TWO earthquakes struck southeast Spain in quick succession yesterday, killing at least 10 people, injuring dozens and causing major damage to buildings.
It was the highest quake-related death toll in Spain in more than 50 years.
The epicentre of the quakes -- with magnitudes of 4.4 and 5.2 -- was close to the town of Lorca, and the second came about two hours after the first, an official with the Murcia regional government said.
Dozens of injured people were being treated at the scene and a field hospital was set up in the town of about 85,000 people. About 270 patients at a hospital in Lorca were being evacuated by ambulance as a precaution after the building sustained minor damage.
The Spanish prime minister's office put the death toll at 10 and the Murcia administration said the deaths included a minor and occurred with the second, stronger quake.

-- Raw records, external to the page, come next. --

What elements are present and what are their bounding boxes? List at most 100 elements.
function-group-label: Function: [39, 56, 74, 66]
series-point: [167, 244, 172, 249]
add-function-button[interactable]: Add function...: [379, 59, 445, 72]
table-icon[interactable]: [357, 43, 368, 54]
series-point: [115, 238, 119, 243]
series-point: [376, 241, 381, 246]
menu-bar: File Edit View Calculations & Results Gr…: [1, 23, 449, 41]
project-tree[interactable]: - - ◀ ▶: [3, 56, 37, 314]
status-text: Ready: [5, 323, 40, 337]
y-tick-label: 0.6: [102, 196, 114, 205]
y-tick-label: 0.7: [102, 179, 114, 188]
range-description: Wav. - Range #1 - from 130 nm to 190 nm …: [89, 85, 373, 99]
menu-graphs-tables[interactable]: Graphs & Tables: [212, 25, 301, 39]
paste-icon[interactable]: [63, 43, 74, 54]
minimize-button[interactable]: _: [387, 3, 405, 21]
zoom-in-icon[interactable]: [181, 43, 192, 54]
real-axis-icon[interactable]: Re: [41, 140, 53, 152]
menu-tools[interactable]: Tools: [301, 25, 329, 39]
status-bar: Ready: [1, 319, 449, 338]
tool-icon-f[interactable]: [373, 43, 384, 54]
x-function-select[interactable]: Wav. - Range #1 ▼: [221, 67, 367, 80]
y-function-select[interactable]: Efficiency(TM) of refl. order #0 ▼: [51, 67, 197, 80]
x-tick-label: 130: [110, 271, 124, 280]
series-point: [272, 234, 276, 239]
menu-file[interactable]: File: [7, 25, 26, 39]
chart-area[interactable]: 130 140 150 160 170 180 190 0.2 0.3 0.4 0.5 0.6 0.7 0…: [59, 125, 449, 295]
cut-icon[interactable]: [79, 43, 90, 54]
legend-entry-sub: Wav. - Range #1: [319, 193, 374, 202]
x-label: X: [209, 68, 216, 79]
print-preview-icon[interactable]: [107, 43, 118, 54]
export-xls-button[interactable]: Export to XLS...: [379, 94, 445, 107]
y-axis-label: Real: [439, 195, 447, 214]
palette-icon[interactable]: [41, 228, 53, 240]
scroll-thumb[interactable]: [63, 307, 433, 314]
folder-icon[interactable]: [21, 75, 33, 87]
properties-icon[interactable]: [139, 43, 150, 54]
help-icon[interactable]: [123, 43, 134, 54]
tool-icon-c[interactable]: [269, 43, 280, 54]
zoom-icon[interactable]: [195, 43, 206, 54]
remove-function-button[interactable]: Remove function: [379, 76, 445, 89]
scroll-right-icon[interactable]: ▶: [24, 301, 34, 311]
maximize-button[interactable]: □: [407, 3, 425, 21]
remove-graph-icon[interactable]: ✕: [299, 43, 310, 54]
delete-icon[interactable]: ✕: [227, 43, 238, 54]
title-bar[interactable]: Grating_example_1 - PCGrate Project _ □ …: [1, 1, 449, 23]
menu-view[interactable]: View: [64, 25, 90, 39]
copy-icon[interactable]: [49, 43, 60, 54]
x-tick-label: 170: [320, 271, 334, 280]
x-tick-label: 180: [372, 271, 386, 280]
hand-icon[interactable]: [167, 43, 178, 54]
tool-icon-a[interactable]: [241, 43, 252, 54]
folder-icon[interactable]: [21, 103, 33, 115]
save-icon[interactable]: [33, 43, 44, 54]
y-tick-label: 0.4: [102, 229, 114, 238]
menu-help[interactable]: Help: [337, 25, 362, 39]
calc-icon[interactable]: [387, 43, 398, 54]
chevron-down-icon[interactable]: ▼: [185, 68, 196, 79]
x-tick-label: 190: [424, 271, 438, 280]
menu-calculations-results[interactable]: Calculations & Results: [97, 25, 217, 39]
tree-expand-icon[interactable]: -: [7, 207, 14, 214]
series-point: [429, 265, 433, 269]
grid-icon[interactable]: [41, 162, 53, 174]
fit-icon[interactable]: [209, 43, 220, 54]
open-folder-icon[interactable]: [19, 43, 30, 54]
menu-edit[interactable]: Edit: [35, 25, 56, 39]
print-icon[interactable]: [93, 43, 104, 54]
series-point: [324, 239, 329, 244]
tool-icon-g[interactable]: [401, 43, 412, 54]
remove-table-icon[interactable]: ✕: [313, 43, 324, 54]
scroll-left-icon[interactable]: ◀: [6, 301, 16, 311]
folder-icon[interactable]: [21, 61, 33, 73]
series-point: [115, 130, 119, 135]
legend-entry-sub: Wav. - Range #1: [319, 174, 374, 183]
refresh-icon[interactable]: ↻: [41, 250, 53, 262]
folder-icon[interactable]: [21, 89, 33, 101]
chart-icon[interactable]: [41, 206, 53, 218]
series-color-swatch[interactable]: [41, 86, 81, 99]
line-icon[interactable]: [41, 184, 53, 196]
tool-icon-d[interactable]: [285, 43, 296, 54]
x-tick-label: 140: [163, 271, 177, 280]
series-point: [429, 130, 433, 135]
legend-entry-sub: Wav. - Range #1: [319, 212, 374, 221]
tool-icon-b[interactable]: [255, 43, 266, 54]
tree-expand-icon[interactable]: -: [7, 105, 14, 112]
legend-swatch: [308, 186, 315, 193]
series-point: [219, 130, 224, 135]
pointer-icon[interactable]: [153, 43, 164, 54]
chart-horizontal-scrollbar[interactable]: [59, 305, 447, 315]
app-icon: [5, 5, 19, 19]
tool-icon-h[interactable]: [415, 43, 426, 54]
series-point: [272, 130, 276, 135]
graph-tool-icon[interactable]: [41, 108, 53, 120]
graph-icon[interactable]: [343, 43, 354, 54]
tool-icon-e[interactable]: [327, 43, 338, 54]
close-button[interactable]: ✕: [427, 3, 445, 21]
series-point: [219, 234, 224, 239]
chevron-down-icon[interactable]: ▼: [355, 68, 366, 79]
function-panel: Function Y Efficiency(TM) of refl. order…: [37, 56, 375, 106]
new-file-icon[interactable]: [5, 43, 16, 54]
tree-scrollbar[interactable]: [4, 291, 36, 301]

Large chunks of stone and brick fell from the facade of a church in Lorca as a reporter for Spanish state TV was broadcasting live from the scene. A large church bell was also among the rubble, which missed striking the reporter. The broadcaster reported that schoolchildren usually gather at that spot around that time, and if it had happened 10 minutes later, a "tragedy" could have occurred.
Spanish TV showed images of cars that were partially crushed by falling rubble, and large cracks in buildings.
Nervous groups of residents gathered in open public places, talking about what happened and calling relatives and friends on their cell phones. An elderly woman appeared to be in shock.
"I felt a tremendously strong movement, followed by a lot of noise, and I was really frightened," one woman said.
Another resident said her house split open with the quake and "all the furniture fell over'.'
Many spent the night camped out in parks and other open spaces, fearing aftershocks and because of structural damage to their homes.
This was the deadliest quake in Spain since 1956, when 12 people died and some 70 were injured in a quake in the Granada region.
The National Geographic Institute says Spain has about 2,500 quakes a year, but only a handful are actually noticed by people. The south and southeast are the most earthquake-prone regions.
The quake was about 10 kilometres deep and was preceded by the smaller one with a 4.5 magnitude in the same spot.
Lorca has a mix of buildings that are vulnerable to earthquakes and quake-resistant.
The two quakes occurred in a seismically active area near a large fault beneath the Mediterranean Sea, where the European and African continents brush past each other, a US seismologist said.